November 2011 |
111106 |
ENERGIE-CHRONIK |
Das sogenannte Erkundungsbergwerk im Salzstock Gorleben gilt offiziell nicht mehr als einzig möglicher Standort eines künftigen Endlagers für hoch radioaktive Abfälle. Am 11. November einigte sich die Bundesregierung mit den 16 Bundesländern auf die Prüfung von Alternativen. Wie Umweltminister Norbert Röttgen (CDU) nach dem Treffen mitteilte, soll bis zum Sommer nächsten Jahres ein entsprechendes Endlager-Suchgesetz erarbeitet werden.
"Es gibt eine weiße Landkarte", versprach Röttgen. "Es gibt kein Tabu.

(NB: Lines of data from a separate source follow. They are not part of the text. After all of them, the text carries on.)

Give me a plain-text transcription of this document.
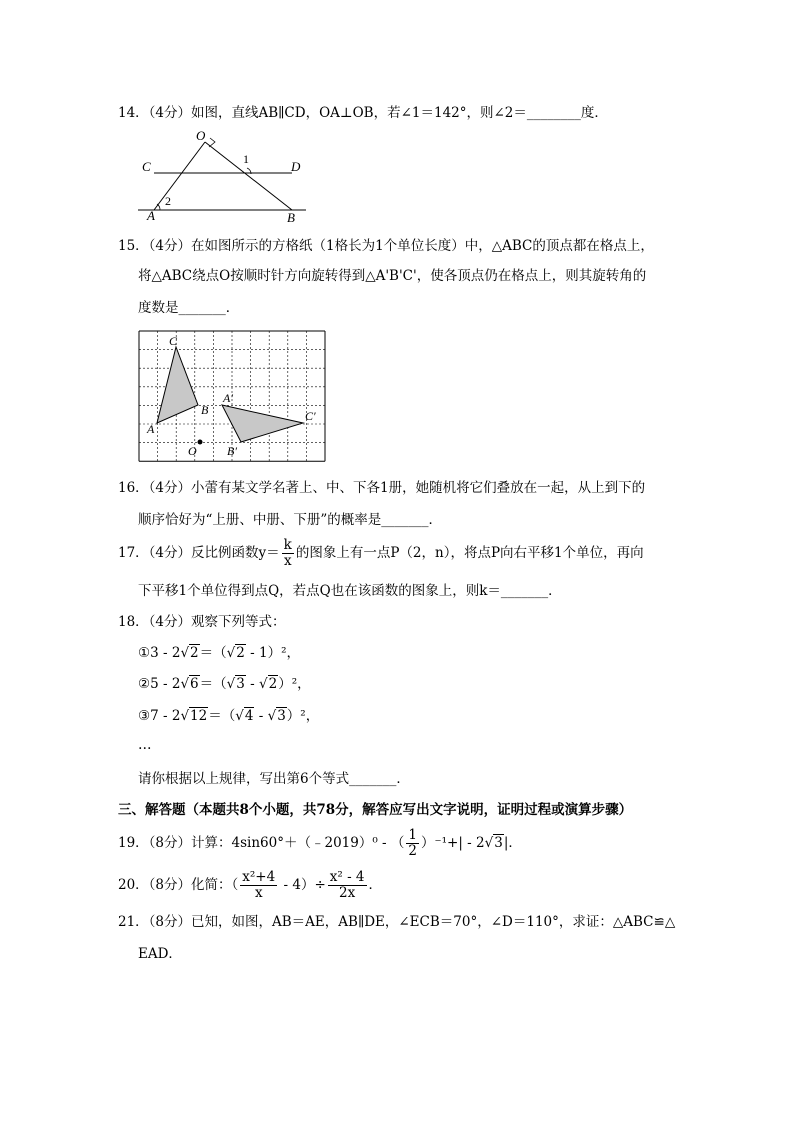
14．（4分）如图，直线AB∥CD，OA⊥OB，若∠1＝142°，则∠2＝________度．
O
C	D
A	B
1
2
15．（4分）在如图所示的方格纸（1格长为1个单位长度）中，△ABC的顶点都在格点上，
将△ABC绕点O按顺时针方向旋转得到△A'B'C'，使各顶点仍在格点上，则其旋转角的
度数是_______．
C
A
B
O
A′
B′
C′
16．（4分）小蕾有某文学名著上、中、下各1册，她随机将它们叠放在一起，从上到下的
顺序恰好为“上册、中册、下册”的概率是_______．
17．（4分）反比例函数$y= \frac{k}{x}$ 的图象上有一点P（2，n），将点P向右平移1个单位，再向
下平移1个单位得到点Q，若点Q也在该函数的图象上，则k＝_______．
18．（4分）观察下列等式：
①3 - 2√2＝（√2 - 1）²，
②5 - 2√6＝（√3 - √2）²，
③7 - 2√12＝（√4 - √3）²，
…
请你根据以上规律，写出第6个等式_______．
三、解答题（本题共8个小题，共78分，解答应写出文字说明，证明过程或演算步骤）
19．（8分）计算：4sin60°＋（﹣2019）⁰ - （ $\frac{1}{2} )^{-1}+| - 2√3|$．
20．（8分）化简：（ $\frac{\text{x²+4}}{x} - 4)\div \frac{\text{x² - 4}}{2x}$ ．
21．（8分）已知，如图，AB＝AE，AB∥DE，∠ECB＝70°，∠D＝110°，求证：△ABC≌△
EAD．
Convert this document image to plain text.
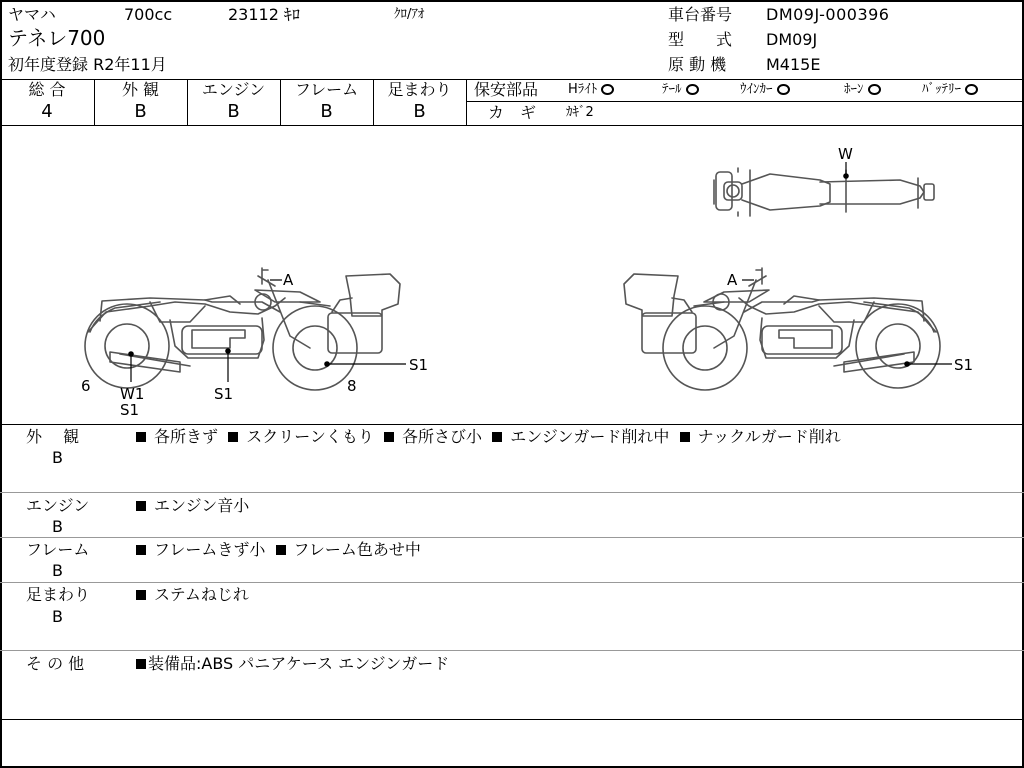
ヤマハ	700cc	23112 ｷﾛ	ｸﾛ/ｱｵ
テネレ700
初年度登録 R2年11月
車台番号 DM09J-000396
型　　式 DM09J
原 動 機 M415E
総 合
4
外 観
B
エンジン
B
フレーム
B
足まわり
B
保安部品 Hﾗｲﾄ	ﾃｰﾙ	ｳｲﾝｶｰ	ﾎｰﾝ	ﾊﾞｯﾃﾘｰ
カ　ギ ｶｷﾞ2
A
6 W1
S1
S1	8
S1
A
S1
W
外　 観
B
各所きず スクリーンくもり 各所さび小 エンジンガード削れ中 ナックルガード削れ
エンジン
B
エンジン音小
フレーム
B
フレームきず小 フレーム色あせ中
足まわり
B
ステムねじれ
そ の 他	装備品:ABS パニアケース エンジンガード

Es geht darum, den besten Ort für ein Endlager zu finden." Allerdings scheint er den politischen Stellenwert dieser Aussage selber nicht sehr hoch zu veranschlagen, da sein Ministerium nicht einmal eine Pressemitteilung zu dem Treffen herausgab. Die Arbeiten im "Erkundungsbergwerk" Gorleben werden auch nicht eingestellt, sondern mit einem um 26 Millionen Euro erhöhten Etat fortgeführt.
In der Haushaltsdebatte des Bundestags am 22. November sprach Röttgen von einem "neuen nationalen Konsens in Bezug auf die Endlagersuche", der auf seine Einladung hin zustande gekommen sei. Er umfasse alle Bundestagsparteien, da diese in der einen oder anderen Weise auch an den Länderregierungen beteiligt sind. Ausdrücklich lobte Röttgen den grünen Stuttgarter Ministerpräsidenten Winfried Kretschmann: "Dieser Konsens wäre nicht möglich gewesen, wenn nicht der Ministerpräsident von Baden-Württemberg sein Land für die Erkundung geöffnet hätte."
Für die Linke kritisierte die Abgeordnete Dorothée Menzner den Haushaltsansatz von 73 Millionen Euro zur Fortführung der Arbeiten in Gorleben. Die Mittel für die Suche nach anderen Standorten seien dagegen lediglich von bisher 1 auf 3,5 Millionen Euro erhöht worden. Damit werde man nicht weit kommen. Ihre Fraktion fordere deshalb 5 Millionen Euro für die Standortsuche und eine Reduzierung der Ausgaben in Gorleben um 48 Millionen Euro. Der im März 2010 eingesetzte Untersuchungsausschuß (100308) habe hinlänglich gezeigt, daß der Salzstock wegen möglicher Wassereinbrüche und Gasrisiken nicht als Endlager geeignet sei. Ein Weiterbau während der "ergebnisoffenen" Suche komme deshalb nicht in Frage. Für die bergtechnische Sicherung in Gorleben seien 25 Millionen Euro ausreichend.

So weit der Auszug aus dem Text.